In modern moviedom, there are few consistent early indicators that tell the audience what will transpire in the rest of the movie. I’ll save wailing Arabic soundtracks and the presence of Michael Cera for later. Few filmgoers will miss the significance of working-class Boston accents, which have become synonymous with brutal violence and clannishness, making the Massachusetts capital look like an English-speaking Mogadishu, with a few more brick buildings.
Oddly, this hadn’t occurred to me until I went to see The Town, directed by local boy Ben Affleck. Although well-acted and brilliant fun, The Town traffics in a pervasive fantasy image of Boston, familiar from The Boondock Saints, The Departed, Mystic River and a host of other films — an image whose cultural and racial politics beg further inquiry.
To set the record straight: the trailer’s assertion that “there are over 300 bank robberies in Boston every year” is pure fiction. The FBI counts 180 bank crimes in all of Massachusetts during 2009, most of which involved passing a written demand for money to the teller. Massachusetts suffered only around half as many bank robberies per population as New Jersey in 2009, and almost one-third as many as Maryland.
Again, according to the FBI, Boston isn’t the most violent city in America by a long shot (hail, Saginaw, Michigan!). Despite this, the box office has shown, time and again, that we like our violence non-rhotic and Red Sox-rooting.

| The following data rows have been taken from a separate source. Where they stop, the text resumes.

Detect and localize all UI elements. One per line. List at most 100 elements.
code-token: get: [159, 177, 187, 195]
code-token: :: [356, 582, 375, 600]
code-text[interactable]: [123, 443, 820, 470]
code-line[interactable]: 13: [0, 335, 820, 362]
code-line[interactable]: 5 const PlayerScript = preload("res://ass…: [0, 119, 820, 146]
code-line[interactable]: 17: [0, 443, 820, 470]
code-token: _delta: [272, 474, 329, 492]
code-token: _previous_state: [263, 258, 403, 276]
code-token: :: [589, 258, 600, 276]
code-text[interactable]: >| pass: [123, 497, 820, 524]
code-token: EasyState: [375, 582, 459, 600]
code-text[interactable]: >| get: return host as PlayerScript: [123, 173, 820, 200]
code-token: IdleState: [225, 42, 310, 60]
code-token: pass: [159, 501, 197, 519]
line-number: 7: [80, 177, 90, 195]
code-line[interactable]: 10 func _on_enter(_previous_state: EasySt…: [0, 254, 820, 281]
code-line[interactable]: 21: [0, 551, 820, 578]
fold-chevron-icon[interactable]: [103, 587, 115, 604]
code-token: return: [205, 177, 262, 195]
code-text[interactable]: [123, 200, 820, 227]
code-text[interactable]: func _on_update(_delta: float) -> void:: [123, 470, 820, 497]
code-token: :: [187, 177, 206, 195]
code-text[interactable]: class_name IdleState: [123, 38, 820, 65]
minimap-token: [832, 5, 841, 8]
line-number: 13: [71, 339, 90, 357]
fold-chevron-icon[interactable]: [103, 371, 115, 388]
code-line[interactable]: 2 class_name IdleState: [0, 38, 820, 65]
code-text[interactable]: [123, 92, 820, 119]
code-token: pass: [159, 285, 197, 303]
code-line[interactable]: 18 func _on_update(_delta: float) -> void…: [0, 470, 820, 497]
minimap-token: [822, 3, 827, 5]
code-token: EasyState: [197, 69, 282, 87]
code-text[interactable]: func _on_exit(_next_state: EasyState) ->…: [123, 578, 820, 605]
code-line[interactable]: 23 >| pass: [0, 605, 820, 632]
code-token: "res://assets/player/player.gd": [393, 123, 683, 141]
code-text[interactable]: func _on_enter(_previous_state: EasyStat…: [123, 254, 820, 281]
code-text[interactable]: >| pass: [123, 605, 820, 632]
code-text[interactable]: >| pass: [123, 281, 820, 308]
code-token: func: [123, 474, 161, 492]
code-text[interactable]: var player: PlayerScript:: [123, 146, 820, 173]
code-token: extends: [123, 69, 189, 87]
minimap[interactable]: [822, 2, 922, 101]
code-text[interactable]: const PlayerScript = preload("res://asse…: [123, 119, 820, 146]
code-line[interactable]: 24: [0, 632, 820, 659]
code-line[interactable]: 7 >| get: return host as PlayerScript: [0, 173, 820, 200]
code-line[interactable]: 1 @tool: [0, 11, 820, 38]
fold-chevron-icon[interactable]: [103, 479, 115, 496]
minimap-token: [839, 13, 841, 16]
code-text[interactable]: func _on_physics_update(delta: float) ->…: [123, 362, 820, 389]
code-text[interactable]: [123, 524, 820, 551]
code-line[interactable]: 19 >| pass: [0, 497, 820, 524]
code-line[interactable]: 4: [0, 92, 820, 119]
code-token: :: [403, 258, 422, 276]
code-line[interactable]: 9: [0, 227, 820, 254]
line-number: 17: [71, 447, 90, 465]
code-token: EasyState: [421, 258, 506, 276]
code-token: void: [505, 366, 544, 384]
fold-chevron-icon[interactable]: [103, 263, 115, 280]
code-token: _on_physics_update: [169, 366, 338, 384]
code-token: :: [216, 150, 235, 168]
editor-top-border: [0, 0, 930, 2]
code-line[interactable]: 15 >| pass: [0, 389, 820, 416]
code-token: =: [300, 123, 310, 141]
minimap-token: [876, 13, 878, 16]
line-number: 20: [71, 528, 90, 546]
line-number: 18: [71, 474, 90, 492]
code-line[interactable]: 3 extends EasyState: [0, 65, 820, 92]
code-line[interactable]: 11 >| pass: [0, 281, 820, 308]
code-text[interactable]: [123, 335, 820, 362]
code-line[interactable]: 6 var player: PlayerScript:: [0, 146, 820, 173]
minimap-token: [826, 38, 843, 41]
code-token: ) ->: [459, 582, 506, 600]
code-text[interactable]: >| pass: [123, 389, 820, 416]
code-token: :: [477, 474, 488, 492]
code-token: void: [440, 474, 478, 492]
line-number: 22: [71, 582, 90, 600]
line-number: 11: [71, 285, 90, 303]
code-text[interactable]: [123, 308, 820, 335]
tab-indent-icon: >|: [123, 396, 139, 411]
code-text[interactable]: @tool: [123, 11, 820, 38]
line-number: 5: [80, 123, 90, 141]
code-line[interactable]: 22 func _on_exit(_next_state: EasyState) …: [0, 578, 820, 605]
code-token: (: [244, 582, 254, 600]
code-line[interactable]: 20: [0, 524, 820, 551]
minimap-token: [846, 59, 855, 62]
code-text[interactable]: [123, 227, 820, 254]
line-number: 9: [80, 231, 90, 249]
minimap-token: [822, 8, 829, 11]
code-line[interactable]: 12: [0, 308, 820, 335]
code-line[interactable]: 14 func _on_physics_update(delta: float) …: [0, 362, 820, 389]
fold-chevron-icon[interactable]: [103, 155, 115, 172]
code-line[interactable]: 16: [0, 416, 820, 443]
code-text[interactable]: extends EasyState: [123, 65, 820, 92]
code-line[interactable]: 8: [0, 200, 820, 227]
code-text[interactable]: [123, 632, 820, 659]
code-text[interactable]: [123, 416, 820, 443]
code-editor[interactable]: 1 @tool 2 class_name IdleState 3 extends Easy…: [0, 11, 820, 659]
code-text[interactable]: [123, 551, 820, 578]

Which brings me to one of the more salient details of fantasy Boston — its sports teams. Within the first 15 minutes of The Town, Affleck is seen sporting Bruins and Red Sox jackets, before a co-star dons Celtics garb for a particularly threatening scene. The leads’ logo-heavy wardrobe feeds the image of the barbaric Boston sports fan, infamous for wearing “Yankees Suck” shirts to games in which that clean-cut franchise isn’t even involved.
This is not to say that Boston fans aren’t often loud, belligerent and emotionally attached to their teams. I merely question the uniqueness of such behavior, as well as the implication that rooting for a Boston team shows a predilection for violence and criminality. The Town even stages its final and most orgiastic gun battle in Fenway Park.
Fantasy Boston is also an extraordinarily white, Irish and Catholic place. The Town even has its bank-robbing gang wear cumbersome nun outfits for one of their brutal heists. With wrinkled old-woman masks ghoulishly sagging around predatory eyes, the image — chosen for the film’s main marketing poster — highlights the characters’ ethnicity in a way that both The Departed and The Boondock Saints did with music. The Town has no non-white characters, and even includes a bona fide Irishman (played by a bona fide Englishman) to remind us how much Celtic cadences and culture inform the local brogue and bloodlust. Real Suffolk County is indeed majority white — 57.76% — but violent, imaginary Boston is almost entirely so.
I don’t mean to suggest that there isn’t a macho Irish culture in parts of Boston, proud of its affiliations. But why has American filmmaking developed an infatuation with this subculture, drowning out all other Beantown representations? Why would we rather watch a movie about Irish-American toughs from Charlestown than Avenue King Crips from Lynn? I wonder if this cinematic stereotyping stems from the same impulse as movies such as Gangs of New York — a desire for white film stars to recapture the romantic outlaw image, which (predominantly black) “gangsta” culture has largely conquered since the 80s. That movie also romanticized stereotypes of Irish criminality — but a similar film set in the present could only take place in Boston. With the gun-slinging Western outlaw dead and buried, we need bullish Bostonites to fill their boots.
Since Giuliani-era gentrification and pacification, newly-glitzed New York has had to relocate its cinematic darkness — my brother described it as the narrative contrast between a “hyper-paced, multi-ethnic supermarket” and a “more static, dimly-lit bar scene.” Boston, capital of one of the nation’s most progressive states, has become associated with the mire of tradition and bloodfeud, which must be rejected if the hero is ever to triumph — he must flee to sunnier, seemingly history-less climes, whether the California of Good Will Hunting and The Social Network, or Florida, where The Town’s protagonist ends up. An America distanced from its communal past and ancestral bonds has put these bogeymen in a fictional world of red brick, slate skies and dropped-r accents: an antagonistic imaginary city, fascinatingly repellent.
Sam Lasman is a junior in Berkeley College.